Here is a simple python script for demonstration:

from collections import defaultdict

class DisjointSets(object):
    def __init__(self):
        self.item_map = defaultdict(DisjointNode)

    def add(self,item):
        """Add item to the forest."""
        # It's gets initialized to a new node when
        # trying to access a non-existant item.
        return self.item_map[item]

    def __contains__(self,item):
        return (item in self.item_map)

    def __getitem__(self,item):
        if item not in self:
            raise KeyError
        return self.item_map[item]

    def __delitem__(self,item):
        del self.item_map[item]

    def __iter__(self):
        # sort all items into real sets
        all_sets = defaultdict(set)
        for item,node in self.item_map.iteritems():
            all_sets[node.find_set()].add(item)
        return all_sets.itervalues()

class DisjointNode(object):
    def __init__(self,parent=None,rank=0):
        if parent is None:
            self.parent = self
        else:
            self.parent = parent
        self.rank = rank

    def union(self,other):
        """Join two sets."""
        node1 = self.find_set()
        node2 = other.find_set()
        # union by rank
        if node1.rank > node2.rank:
            node2.parent = node1
        else:
            node1.parent = node2
            if node1.rank == node2.rank:
                node2.rank += 1
        return node1

    def find_set(self):
        """Finds the root node of this set."""
        node = self
        while node is not node.parent:
            node = node.parent
        # path compression
        root, node = node, self
        while node is not node.parent:
            node, node.parent = node.parent, root
        return root

def find_clusters(grid):
    disj = DisjointSets()
    for y,row in enumerate(grid):
        for x,cell in enumerate(row):
            if cell:
                node = disj.add((x,y))
                for dx,dy in ((-1,0),(-1,-1),(0,-1),(1,-1)):
                    if (x+dx,y+dy) in disj:
                        node.union(disj[x+dx,y+dy])
    for index,set_ in enumerate(disj):
        sum_x, sum_y, count = 0, 0, 0
        for x,y in set_:
            sum_x += x
            sum_y += y
            count += 1
        yield 1.0 * sum_x / count, 1.0 * sum_y / count

def main():
    grid = [[('.' != cell) for cell in row if not cell.isspace()] for row in (
        ". X X . . . . . .",
        ". X X X . . X . .",
        ". . . . . X X X .",
        ". . . . . . X . .",
        ". X X . . . . . .",
        ". X . . . . . . .",
        ". X . . . . . . .",
        ". . . . X X . . .",
        ". . . . X X . . .",
    )]
    coordinates = list(find_clusters(grid))
    centers = dict(((round(x),round(y)),i) for i,(x,y) in enumerate(coordinates))
    for y,row in enumerate(grid):
        for x,cell in enumerate(row):
            if (x,y) in centers:
                print centers[x,y]+1,
            elif cell:
                print 'X',
            else:
                print '.',
        print
    print
    print '%4s | %7s %7s' % ('i','x','y')
    print '-'*22
    for i,(x,y) in enumerate(coordinates):
        print '%4d | %7.4f %7.4f' % (i+1,x,y)
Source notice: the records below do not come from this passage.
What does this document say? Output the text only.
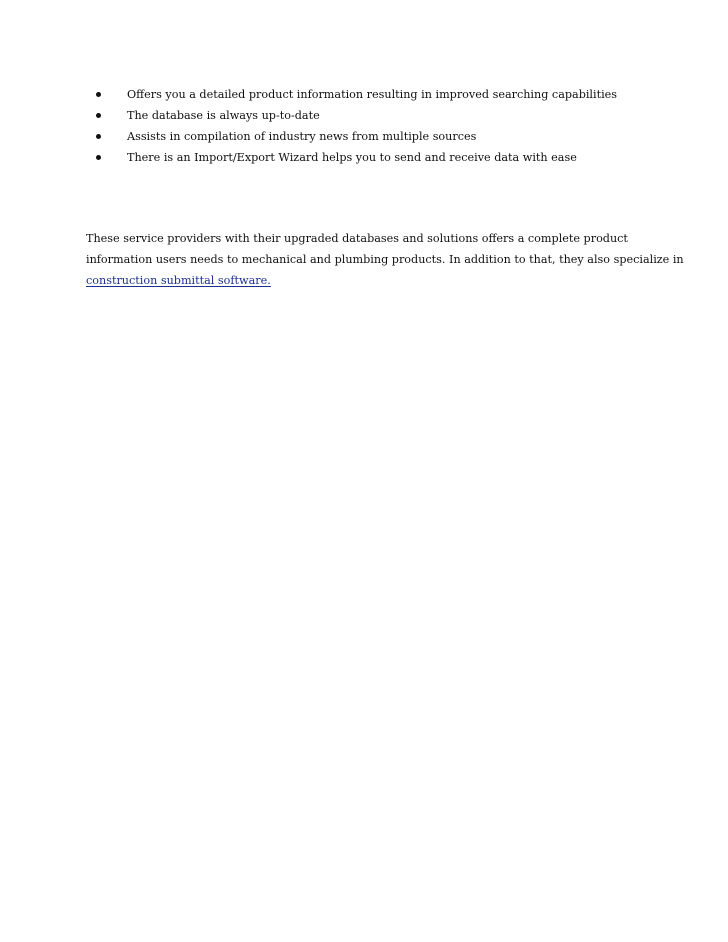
Offers you a detailed product information resulting in improved searching capabilities
The database is always up-to-date
Assists in compilation of industry news from multiple sources
There is an Import/Export Wizard helps you to send and receive data with ease

These service providers with their upgraded databases and solutions offers a complete product
information users needs to mechanical and plumbing products. In addition to that, they also specialize in
construction submittal software.
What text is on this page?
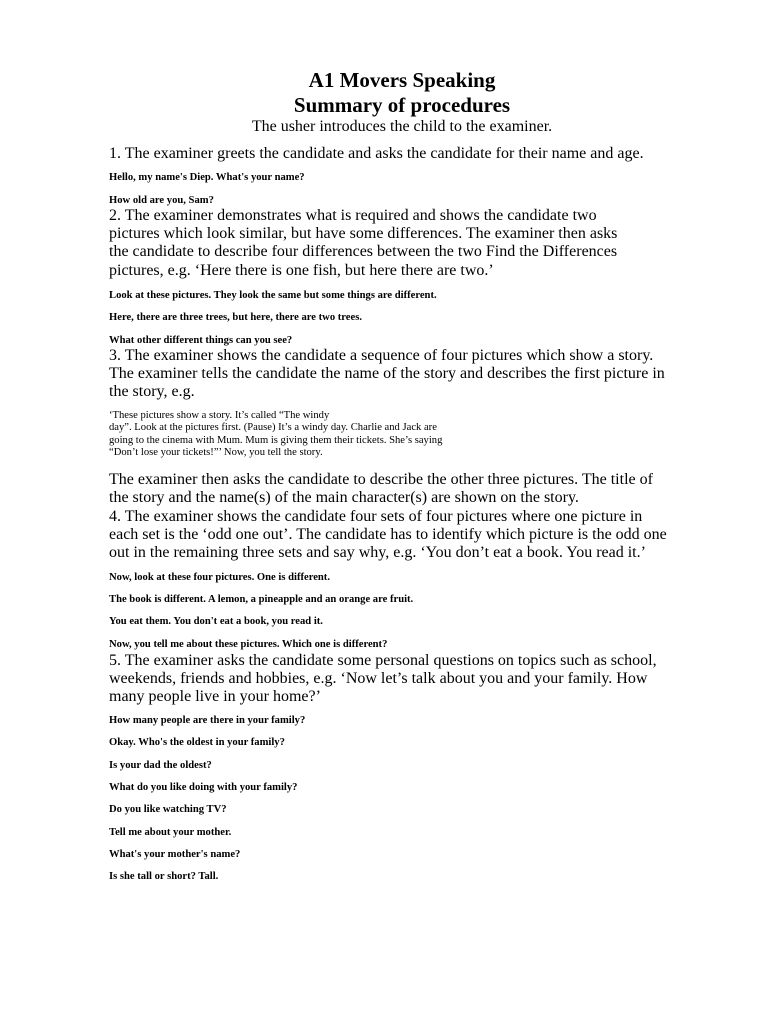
A1 Movers Speaking
Summary of procedures

The usher introduces the child to the examiner.

1. The examiner greets the candidate and asks the candidate for their name and age.

Hello, my name's Diep. What's your name?

How old are you, Sam?

2. The examiner demonstrates what is required and shows the candidate two
pictures which look similar, but have some differences. The examiner then asks
the candidate to describe four differences between the two Find the Differences
pictures, e.g. ‘Here there is one fish, but here there are two.’

Look at these pictures. They look the same but some things are different.

Here, there are three trees, but here, there are two trees.

What other different things can you see?

3. The examiner shows the candidate a sequence of four pictures which show a story.
The examiner tells the candidate the name of the story and describes the first picture in
the story, e.g.

‘These pictures show a story. It’s called “The windy
day”. Look at the pictures first. (Pause) It’s a windy day. Charlie and Jack are
going to the cinema with Mum. Mum is giving them their tickets. She’s saying
“Don’t lose your tickets!”’ Now, you tell the story.

The examiner then asks the candidate to describe the other three pictures. The title of
the story and the name(s) of the main character(s) are shown on the story.

4. The examiner shows the candidate four sets of four pictures where one picture in
each set is the ‘odd one out’. The candidate has to identify which picture is the odd one
out in the remaining three sets and say why, e.g. ‘You don’t eat a book. You read it.’

Now, look at these four pictures. One is different.

The book is different. A lemon, a pineapple and an orange are fruit.

You eat them. You don't eat a book, you read it.

Now, you tell me about these pictures. Which one is different?

5. The examiner asks the candidate some personal questions on topics such as school,
weekends, friends and hobbies, e.g. ‘Now let’s talk about you and your family. How
many people live in your home?’

How many people are there in your family?

Okay. Who's the oldest in your family?

Is your dad the oldest?

What do you like doing with your family?

Do you like watching TV?

Tell me about your mother.

What's your mother's name?

Is she tall or short? Tall.
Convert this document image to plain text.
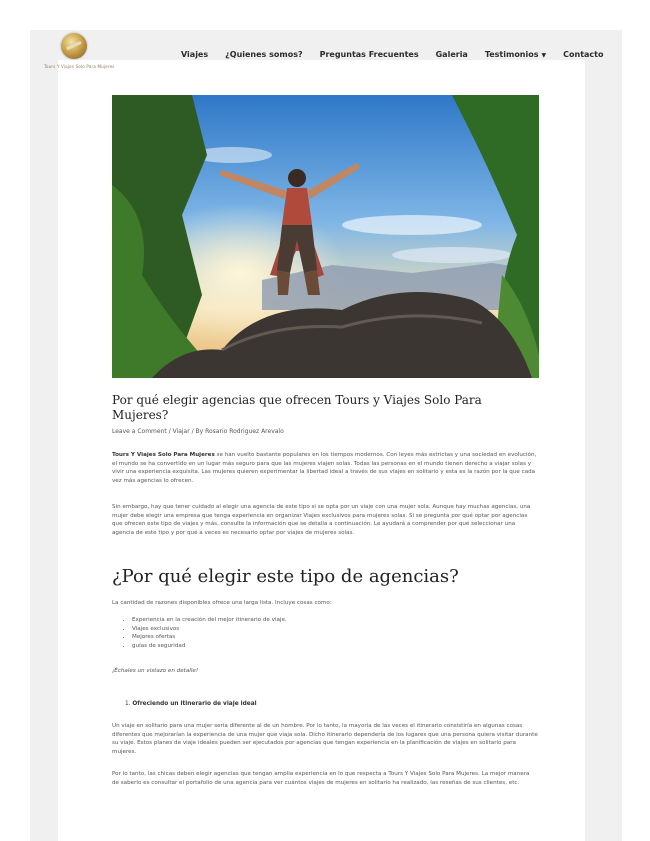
Tours Y Viajes Solo Para Mujeres
Viajes ¿Quienes somos? Preguntas Frecuentes Galeria Testimonios ▼ Contacto
Por qué elegir agencias que ofrecen Tours y Viajes Solo Para Mujeres?
Leave a Comment / Viajar / By Rosario Rodriguez Arevalo
Tours Y Viajes Solo Para Mujeres se han vuelto bastante populares en los tiempos modernos. Con leyes más estrictas y una sociedad en evolución, el mundo se ha convertido en un lugar más seguro para que las mujeres viajen solas. Todas las personas en el mundo tienen derecho a viajar solas y vivir una experiencia exquisita. Las mujeres quieren experimentar la libertad ideal a través de sus viajes en solitario y esta es la razón por la que cada vez más agencias lo ofrecen.
Sin embargo, hay que tener cuidado al elegir una agencia de este tipo si se opta por un viaje con una mujer sola. Aunque hay muchas agencias, una mujer debe elegir una empresa que tenga experiencia en organizar Viajes exclusivos para mujeres solas. Si se pregunta por qué optar por agencias que ofrecen este tipo de viajes y más, consulte la información que se detalla a continuación. Le ayudará a comprender por qué seleccionar una agencia de este tipo y por qué a veces es necesario optar por viajes de mujeres solas.
¿Por qué elegir este tipo de agencias?
La cantidad de razones disponibles ofrece una larga lista. Incluye cosas como:
• Experiencia en la creación del mejor itinerario de viaje.
• Viajes exclusivos
• Mejores ofertas
• guías de seguridad
¡Échales un vistazo en detalle!
1. Ofreciendo un itinerario de viaje ideal
Un viaje en solitario para una mujer sería diferente al de un hombre. Por lo tanto, la mayoría de las veces el itinerario consistiría en algunas cosas diferentes que mejorarían la experiencia de una mujer que viaja sola. Dicho itinerario dependería de los lugares que una persona quiera visitar durante su viaje. Estos planes de viaje ideales pueden ser ejecutados por agencias que tengan experiencia en la planificación de viajes en solitario para mujeres.
Por lo tanto, las chicas deben elegir agencias que tengan amplia experiencia en lo que respecta a Tours Y Viajes Solo Para Mujeres. La mejor manera de saberlo es consultar el portafolio de una agencia para ver cuántos viajes de mujeres en solitario ha realizado, las reseñas de sus clientes, etc.
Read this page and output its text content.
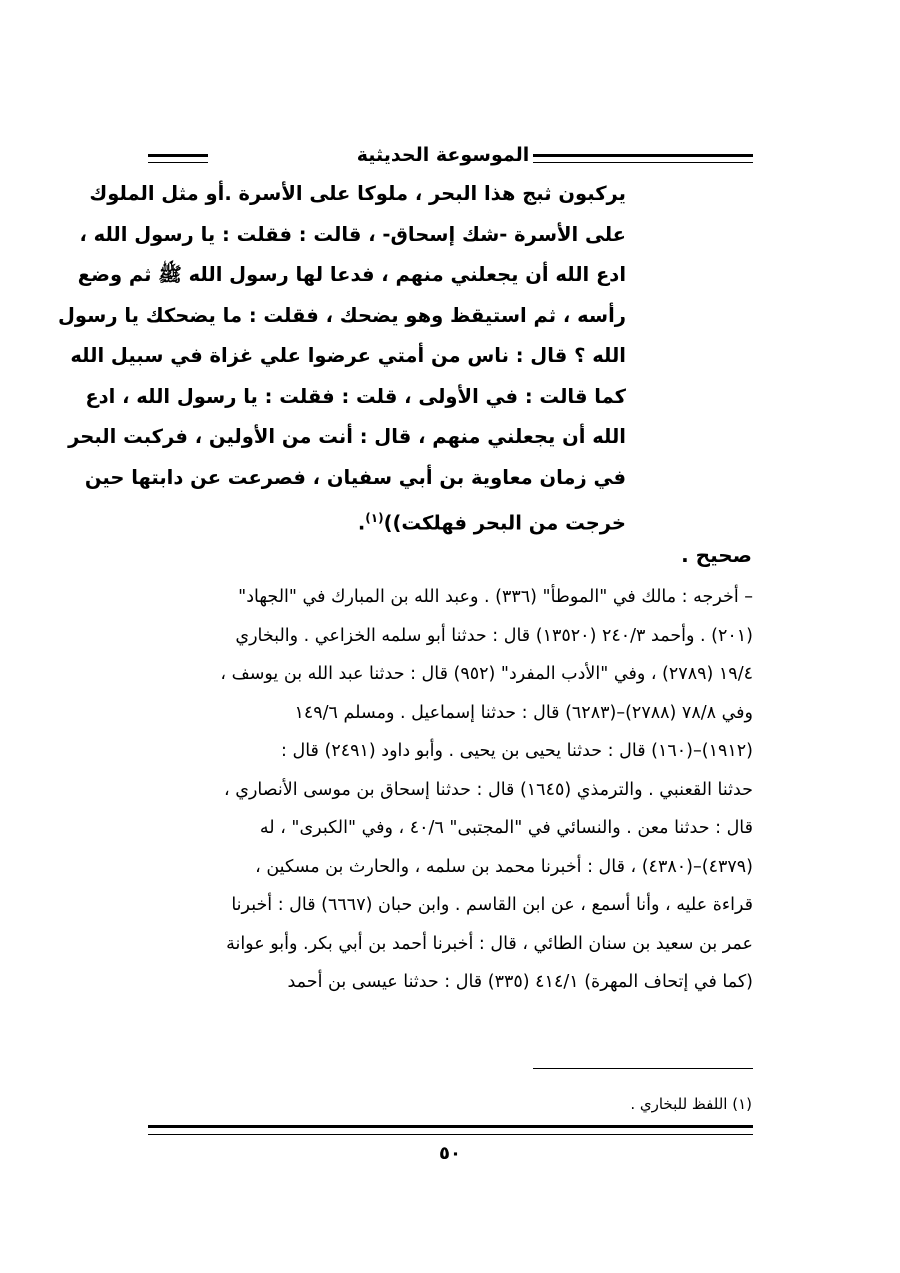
الموسوعة الحديثية
يركبون ثبج هذا البحر ، ملوكا على الأسرة .أو مثل الملوك
على الأسرة -شك إسحاق- ، قالت : فقلت : يا رسول الله ،
ادع الله أن يجعلني منهم ، فدعا لها رسول الله ﷺ ثم وضع
رأسه ، ثم استيقظ وهو يضحك ، فقلت : ما يضحكك يا رسول
الله ؟ قال : ناس من أمتي عرضوا علي غزاة في سبيل الله
كما قالت : في الأولى ، قلت : فقلت : يا رسول الله ، ادع
الله أن يجعلني منهم ، قال : أنت من الأولين ، فركبت البحر
في زمان معاوية بن أبي سفيان ، فصرعت عن دابتها حين
خرجت من البحر فهلكت))$^{(١)}$.
صحيح .
– أخرجه : مالك في "الموطأ" (٣٣٦) . وعبد الله بن المبارك في "الجهاد"
(٢٠١) . وأحمد ٢٤٠/٣ (١٣٥٢٠) قال : حدثنا أبو سلمه الخزاعي . والبخاري
١٩/٤ (٢٧٨٩) ، وفي "الأدب المفرد" (٩٥٢) قال : حدثنا عبد الله بن يوسف ،
وفي ٧٨/٨ (٢٧٨٨)–(٦٢٨٣) قال : حدثنا إسماعيل . ومسلم ١٤٩/٦
(١٩١٢)–(١٦٠) قال : حدثنا يحيى بن يحيى . وأبو داود (٢٤٩١) قال :
حدثنا القعنبي . والترمذي (١٦٤٥) قال : حدثنا إسحاق بن موسى الأنصاري ،
قال : حدثنا معن . والنسائي في "المجتبى" ٤٠/٦ ، وفي "الكبرى" ، له
(٤٣٧٩)–(٤٣٨٠) ، قال : أخبرنا محمد بن سلمه ، والحارث بن مسكين ،
قراءة عليه ، وأنا أسمع ، عن ابن القاسم . وابن حبان (٦٦٦٧) قال : أخبرنا
عمر بن سعيد بن سنان الطائي ، قال : أخبرنا أحمد بن أبي بكر. وأبو عوانة
(كما في إتحاف المهرة) ٤١٤/١ (٣٣٥) قال : حدثنا عيسى بن أحمد
(١) اللفظ للبخاري .
٥٠
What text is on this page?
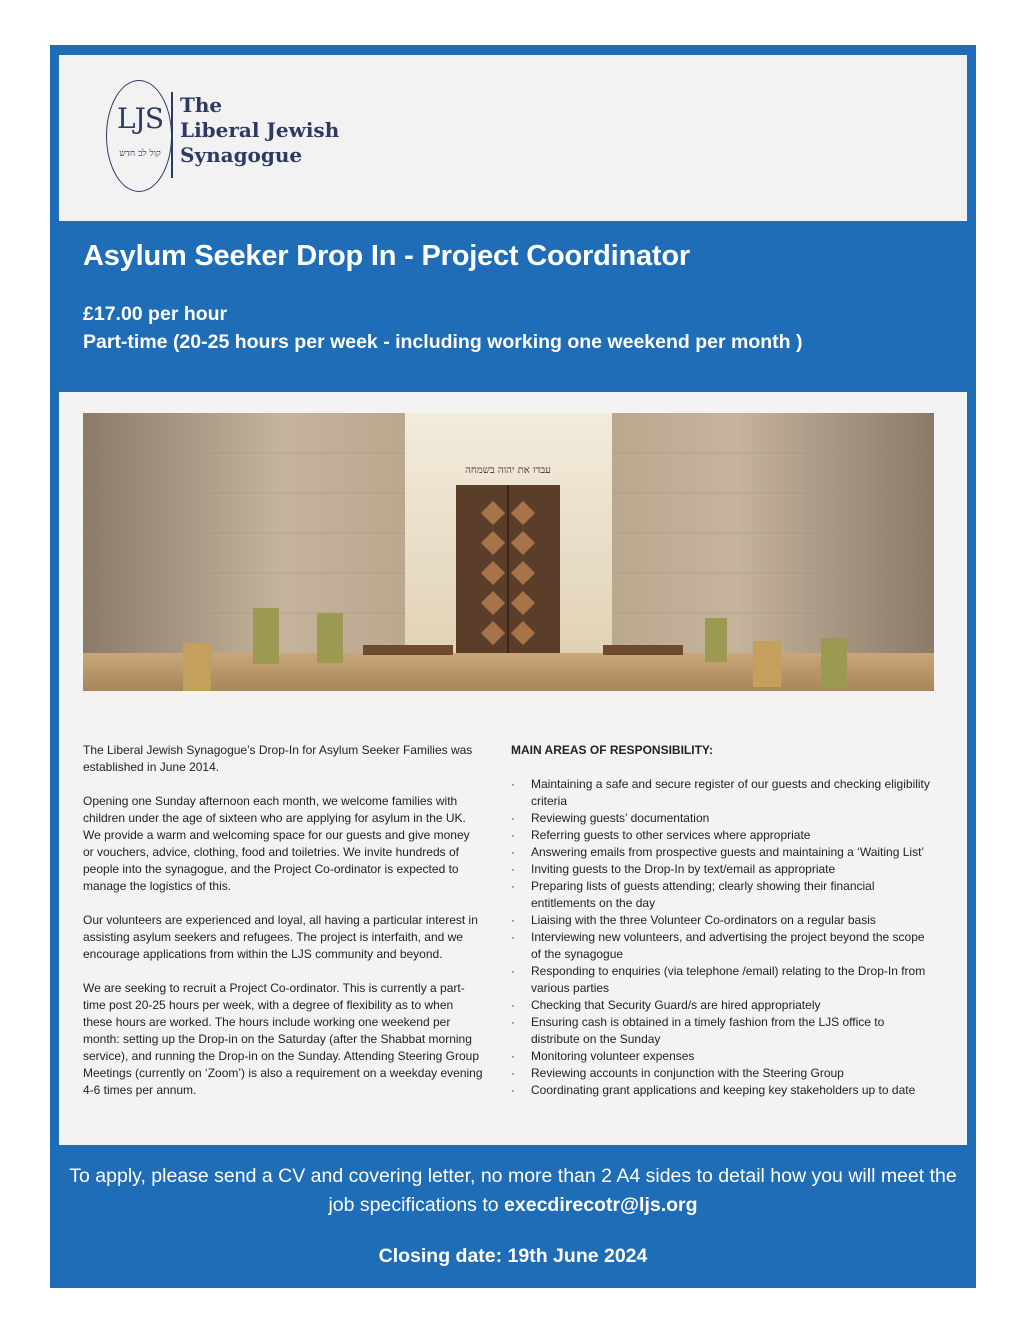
LJS
קול לב חדש
The
Liberal Jewish
Synagogue
Asylum Seeker Drop In - Project Coordinator
£17.00 per hour
Part-time (20-25 hours per week - including working one weekend per month )
עבדו את יהוה בשמחה

The Liberal Jewish Synagogue’s Drop-In for Asylum Seeker Families was established in June 2014.

Opening one Sunday afternoon each month, we welcome families with children under the age of sixteen who are applying for asylum in the UK. We provide a warm and welcoming space for our guests and give money or vouchers, advice, clothing, food and toiletries. We invite hundreds of people into the synagogue, and the Project Co-ordinator is expected to manage the logistics of this.

Our volunteers are experienced and loyal, all having a particular interest in assisting asylum seekers and refugees. The project is interfaith, and we encourage applications from within the LJS community and beyond.

We are seeking to recruit a Project Co-ordinator. This is currently a part-time post 20-25 hours per week, with a degree of flexibility as to when these hours are worked. The hours include working one weekend per month: setting up the Drop-in on the Saturday (after the Shabbat morning service), and running the Drop-in on the Sunday. Attending Steering Group Meetings (currently on ‘Zoom’) is also a requirement on a weekday evening 4-6 times per annum.

MAIN AREAS OF RESPONSIBILITY:
· Maintaining a safe and secure register of our guests and checking eligibility criteria
· Reviewing guests’ documentation
· Referring guests to other services where appropriate
· Answering emails from prospective guests and maintaining a ‘Waiting List’
· Inviting guests to the Drop-In by text/email as appropriate
· Preparing lists of guests attending; clearly showing their financial entitlements on the day
· Liaising with the three Volunteer Co-ordinators on a regular basis
· Interviewing new volunteers, and advertising the project beyond the scope of the synagogue
· Responding to enquiries (via telephone /email) relating to the Drop-In from various parties
· Checking that Security Guard/s are hired appropriately
· Ensuring cash is obtained in a timely fashion from the LJS office to distribute on the Sunday
· Monitoring volunteer expenses
· Reviewing accounts in conjunction with the Steering Group
· Coordinating grant applications and keeping key stakeholders up to date
To apply, please send a CV and covering letter, no more than 2 A4 sides to detail how you will meet the job specifications to execdirecotr@ljs.org
Closing date: 19th June 2024
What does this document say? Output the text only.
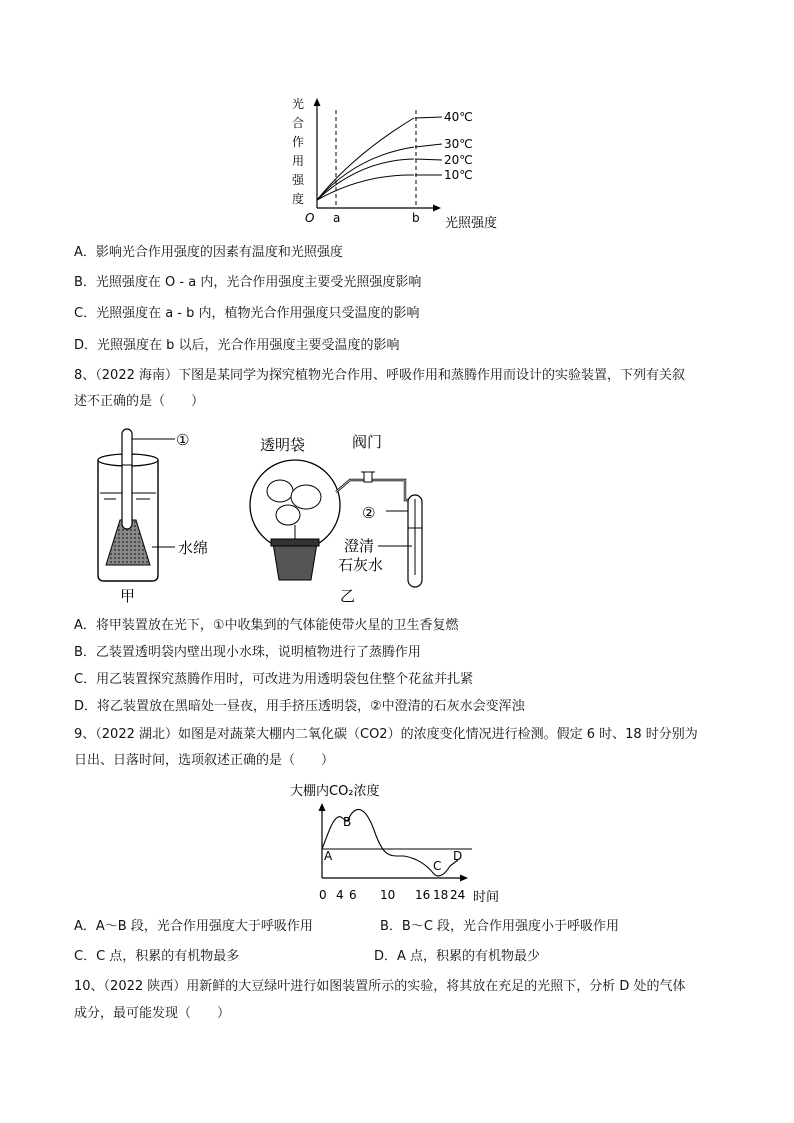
光
合
作
用
强
度
O a	b 光照强度
40℃
30℃
20℃
10℃
A．影响光合作用强度的因素有温度和光照强度
B．光照强度在 O - a 内，光合作用强度主要受光照强度影响
C．光照强度在 a - b 内，植物光合作用强度只受温度的影响
D．光照强度在 b 以后，光合作用强度主要受温度的影响
8、（2022 海南）下图是某同学为探究植物光合作用、呼吸作用和蒸腾作用而设计的实验装置，下列有关叙
述不正确的是（　　）
①
水绵
甲
透明袋	阀门
②
澄清
石灰水
乙
A．将甲装置放在光下，①中收集到的气体能使带火星的卫生香复燃
B．乙装置透明袋内壁出现小水珠，说明植物进行了蒸腾作用
C．用乙装置探究蒸腾作用时，可改进为用透明袋包住整个花盆并扎紧
D．将乙装置放在黑暗处一昼夜，用手挤压透明袋，②中澄清的石灰水会变浑浊
9、（2022 湖北）如图是对蔬菜大棚内二氧化碳（CO2）的浓度变化情况进行检测。假定 6 时、18 时分别为
日出、日落时间，选项叙述正确的是（　　）
大棚内CO₂浓度
A
B
C
D
0 4 6 10 16 18 24 时间
A．A～B 段，光合作用强度大于呼吸作用	B．B～C 段，光合作用强度小于呼吸作用
C．C 点，积累的有机物最多	D．A 点，积累的有机物最少
10、（2022 陕西）用新鲜的大豆绿叶进行如图装置所示的实验，将其放在充足的光照下，分析 D 处的气体
成分，最可能发现（　　）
if __name__ == '__main__':
    main()

Output:

. X X . . . . . .
. X 3 X . . X . .
. . . . . X 4 X .
. . . . . . X . .
. X X . . . . . .
. 2 . . . . . . .
. X . . . . . . .
. . . . X X . . .
. . . . X 1 . . .

   i |       x       y
----------------------
   1 |  4.5000  7.5000
   2 |  1.2500  4.7500
   3 |  1.8000  0.6000
   4 |  6.0000  2.0000

The point of this was to demonstrate disjoint sets. The actual algorithm in find_clusters() could be upgraded to something more robust.

References

  • Introduction to algorithms. 2nd ed. Cormen et.al.